To achieve such ambitious targets, the EU should implement at home what it agreed as part of the First Global Stocktake under the Paris Agreement: tripling renewables; doubling energy efficiency; phasing out fossil fuel subsidies and transitioning away from fossil fuel use; reducing methane (from all sectors); halting and reversing of deforestation and forest degradation; and transitioning to sustainable lifestyles and sustainable patterns of consumption and production.
The new European Commission should work, together with the European Parliament and the EU Member States, on the following four recommendations:
- Only by substantially reducing its demand for energy, materials and resources will the EU be able to achieve 95% emission reductions by 2035 and net zero by 2040. Consequently, the European Commission needs to develop sustainable material policies and an action plan to tackle lifestyle challenges, particularly in relation to transport, housing and diets, to cut energy demand by over 45% by 2040.

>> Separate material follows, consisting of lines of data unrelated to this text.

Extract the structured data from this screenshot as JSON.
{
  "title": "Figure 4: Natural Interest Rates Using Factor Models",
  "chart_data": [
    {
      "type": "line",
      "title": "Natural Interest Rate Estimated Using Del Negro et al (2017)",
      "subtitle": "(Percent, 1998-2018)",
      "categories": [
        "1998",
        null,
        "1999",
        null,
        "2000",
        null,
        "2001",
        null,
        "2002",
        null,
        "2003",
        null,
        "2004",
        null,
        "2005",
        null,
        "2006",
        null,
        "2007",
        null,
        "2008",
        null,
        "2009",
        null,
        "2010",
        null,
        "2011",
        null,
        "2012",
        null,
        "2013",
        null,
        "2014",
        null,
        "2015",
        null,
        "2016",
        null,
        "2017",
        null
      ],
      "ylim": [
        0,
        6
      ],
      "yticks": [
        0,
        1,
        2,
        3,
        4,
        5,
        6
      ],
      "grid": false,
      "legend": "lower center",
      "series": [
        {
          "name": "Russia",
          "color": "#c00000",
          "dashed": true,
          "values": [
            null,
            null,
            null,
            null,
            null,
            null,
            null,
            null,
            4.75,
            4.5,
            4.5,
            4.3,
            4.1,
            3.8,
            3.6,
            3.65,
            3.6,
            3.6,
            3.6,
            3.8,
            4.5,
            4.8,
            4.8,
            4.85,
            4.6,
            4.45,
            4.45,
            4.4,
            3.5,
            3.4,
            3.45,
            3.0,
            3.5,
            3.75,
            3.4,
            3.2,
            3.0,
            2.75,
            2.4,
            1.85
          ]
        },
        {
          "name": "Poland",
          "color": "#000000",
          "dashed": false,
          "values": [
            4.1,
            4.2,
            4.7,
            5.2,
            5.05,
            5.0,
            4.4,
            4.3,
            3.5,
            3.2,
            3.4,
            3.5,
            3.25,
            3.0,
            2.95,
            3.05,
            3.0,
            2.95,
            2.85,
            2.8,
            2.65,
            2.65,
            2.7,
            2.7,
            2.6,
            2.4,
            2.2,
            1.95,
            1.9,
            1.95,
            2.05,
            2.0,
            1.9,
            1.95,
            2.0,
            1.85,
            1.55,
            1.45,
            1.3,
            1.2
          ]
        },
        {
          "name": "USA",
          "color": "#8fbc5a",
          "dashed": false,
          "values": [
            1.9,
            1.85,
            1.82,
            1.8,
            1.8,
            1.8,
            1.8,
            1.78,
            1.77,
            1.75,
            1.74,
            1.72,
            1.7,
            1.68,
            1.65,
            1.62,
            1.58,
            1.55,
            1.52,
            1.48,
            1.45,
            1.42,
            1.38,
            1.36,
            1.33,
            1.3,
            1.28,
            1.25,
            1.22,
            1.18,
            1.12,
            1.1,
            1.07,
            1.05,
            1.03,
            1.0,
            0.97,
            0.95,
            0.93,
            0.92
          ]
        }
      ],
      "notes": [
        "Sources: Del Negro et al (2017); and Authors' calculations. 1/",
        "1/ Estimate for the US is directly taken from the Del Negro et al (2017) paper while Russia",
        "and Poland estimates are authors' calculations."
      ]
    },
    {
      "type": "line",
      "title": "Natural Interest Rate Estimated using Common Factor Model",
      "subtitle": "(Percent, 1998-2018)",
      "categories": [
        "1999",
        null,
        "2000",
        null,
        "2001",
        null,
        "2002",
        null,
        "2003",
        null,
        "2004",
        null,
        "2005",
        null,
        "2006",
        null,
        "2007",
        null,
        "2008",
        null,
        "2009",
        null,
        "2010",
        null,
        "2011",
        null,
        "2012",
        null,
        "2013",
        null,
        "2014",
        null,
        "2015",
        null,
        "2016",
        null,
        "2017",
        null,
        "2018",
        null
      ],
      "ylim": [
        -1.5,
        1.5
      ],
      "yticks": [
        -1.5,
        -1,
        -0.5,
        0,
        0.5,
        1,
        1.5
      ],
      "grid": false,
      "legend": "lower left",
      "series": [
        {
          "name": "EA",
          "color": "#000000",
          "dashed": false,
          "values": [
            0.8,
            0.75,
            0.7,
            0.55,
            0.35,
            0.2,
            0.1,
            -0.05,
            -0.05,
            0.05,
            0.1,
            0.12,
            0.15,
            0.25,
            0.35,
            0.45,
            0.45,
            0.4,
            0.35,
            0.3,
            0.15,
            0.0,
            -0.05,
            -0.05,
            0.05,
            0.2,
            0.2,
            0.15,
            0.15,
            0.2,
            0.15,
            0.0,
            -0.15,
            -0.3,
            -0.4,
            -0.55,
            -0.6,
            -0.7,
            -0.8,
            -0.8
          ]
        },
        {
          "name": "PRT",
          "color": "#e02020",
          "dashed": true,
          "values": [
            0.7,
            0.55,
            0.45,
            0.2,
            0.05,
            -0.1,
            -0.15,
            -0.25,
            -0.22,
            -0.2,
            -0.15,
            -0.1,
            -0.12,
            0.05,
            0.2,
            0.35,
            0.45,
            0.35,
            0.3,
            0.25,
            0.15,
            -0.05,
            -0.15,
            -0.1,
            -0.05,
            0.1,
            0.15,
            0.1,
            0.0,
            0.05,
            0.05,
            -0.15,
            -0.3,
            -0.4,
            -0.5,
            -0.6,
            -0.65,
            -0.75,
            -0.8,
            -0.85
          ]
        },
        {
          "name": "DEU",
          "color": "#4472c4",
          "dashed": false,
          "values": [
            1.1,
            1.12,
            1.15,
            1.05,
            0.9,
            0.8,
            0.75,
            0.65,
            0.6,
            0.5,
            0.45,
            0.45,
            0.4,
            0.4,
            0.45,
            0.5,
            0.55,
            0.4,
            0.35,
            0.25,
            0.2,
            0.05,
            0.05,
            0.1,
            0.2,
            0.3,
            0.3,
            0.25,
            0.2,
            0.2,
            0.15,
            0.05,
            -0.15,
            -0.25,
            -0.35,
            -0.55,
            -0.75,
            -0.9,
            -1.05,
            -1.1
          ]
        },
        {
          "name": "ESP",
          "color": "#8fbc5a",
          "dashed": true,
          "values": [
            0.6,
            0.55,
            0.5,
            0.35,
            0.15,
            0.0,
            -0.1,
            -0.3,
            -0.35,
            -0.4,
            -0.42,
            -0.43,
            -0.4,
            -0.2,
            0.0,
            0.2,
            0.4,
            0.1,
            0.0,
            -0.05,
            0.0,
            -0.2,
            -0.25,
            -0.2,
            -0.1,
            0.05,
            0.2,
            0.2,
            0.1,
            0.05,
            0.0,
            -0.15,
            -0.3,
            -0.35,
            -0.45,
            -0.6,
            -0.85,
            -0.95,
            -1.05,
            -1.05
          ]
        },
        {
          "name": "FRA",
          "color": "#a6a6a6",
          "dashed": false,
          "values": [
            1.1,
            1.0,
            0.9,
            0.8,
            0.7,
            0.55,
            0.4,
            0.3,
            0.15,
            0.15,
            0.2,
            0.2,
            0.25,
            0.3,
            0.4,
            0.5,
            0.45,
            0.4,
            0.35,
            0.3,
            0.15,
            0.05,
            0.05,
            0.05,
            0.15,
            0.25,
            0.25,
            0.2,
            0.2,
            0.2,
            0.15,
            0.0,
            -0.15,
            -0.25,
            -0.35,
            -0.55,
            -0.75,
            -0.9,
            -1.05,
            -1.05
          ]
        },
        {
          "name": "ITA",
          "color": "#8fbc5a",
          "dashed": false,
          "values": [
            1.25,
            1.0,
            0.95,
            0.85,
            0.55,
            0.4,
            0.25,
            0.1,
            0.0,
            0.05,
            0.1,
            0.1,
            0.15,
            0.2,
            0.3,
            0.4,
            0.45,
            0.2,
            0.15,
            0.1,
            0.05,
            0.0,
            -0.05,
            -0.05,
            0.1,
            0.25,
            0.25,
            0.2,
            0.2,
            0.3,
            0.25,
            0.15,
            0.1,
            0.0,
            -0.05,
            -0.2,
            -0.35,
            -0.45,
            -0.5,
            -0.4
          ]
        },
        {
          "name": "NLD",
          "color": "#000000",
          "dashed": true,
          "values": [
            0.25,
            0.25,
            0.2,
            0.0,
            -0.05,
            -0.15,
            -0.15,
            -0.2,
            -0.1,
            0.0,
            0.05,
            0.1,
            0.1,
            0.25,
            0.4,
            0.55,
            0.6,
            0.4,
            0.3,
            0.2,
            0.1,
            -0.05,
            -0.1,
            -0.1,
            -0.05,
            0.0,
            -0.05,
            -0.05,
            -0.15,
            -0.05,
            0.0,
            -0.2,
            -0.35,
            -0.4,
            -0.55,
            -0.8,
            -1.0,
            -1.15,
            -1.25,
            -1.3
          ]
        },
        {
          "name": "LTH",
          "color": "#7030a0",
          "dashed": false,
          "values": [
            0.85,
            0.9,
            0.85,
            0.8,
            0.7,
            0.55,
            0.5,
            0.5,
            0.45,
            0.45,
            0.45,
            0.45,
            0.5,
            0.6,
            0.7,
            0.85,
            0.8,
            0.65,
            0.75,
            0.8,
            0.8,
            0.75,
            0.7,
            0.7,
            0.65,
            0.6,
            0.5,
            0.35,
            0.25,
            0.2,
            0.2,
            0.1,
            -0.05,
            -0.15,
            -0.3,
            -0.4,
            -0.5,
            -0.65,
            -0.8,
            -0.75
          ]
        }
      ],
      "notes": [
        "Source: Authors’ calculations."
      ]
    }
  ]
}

- Reducing energy demand should be complemented by action to phase out the production and consumption of fossil fuels. On an even shorter timeframe, the EU should end all forms of support, through subsidies and otherwise, for fossil fuels. The EU should set clear deadlines for all EU Member States to phase out coal use by 2030, fossil gas use by 2035 and oil use by 2040, in parallel to ambitious and binding renewable energy targets that increase the share of renewable energy to 75% in 2035 and 100% in 2040.
- New EU policies must ensure that those who stand to lose out economically from the transition away from fossil fuels get access to the benefits of the energy transition – be they countries, regions, industries, communities, workers or consumers. Hence, the EU must provide legislation to ensure social and ecological change benchmarks, deliver dedicated funding streams, support retraining, and promote social dialogue.
- Besides its energy transition, the EU also needs stronger policies that increase its land-based carbon removal capacity in ways that support biodiversity, as well as the rights of indigenous peoples and local communities. Agricultural policies need to align with the net-zero target and ensure they contribute to radical emission reductions from agriculture and livestock.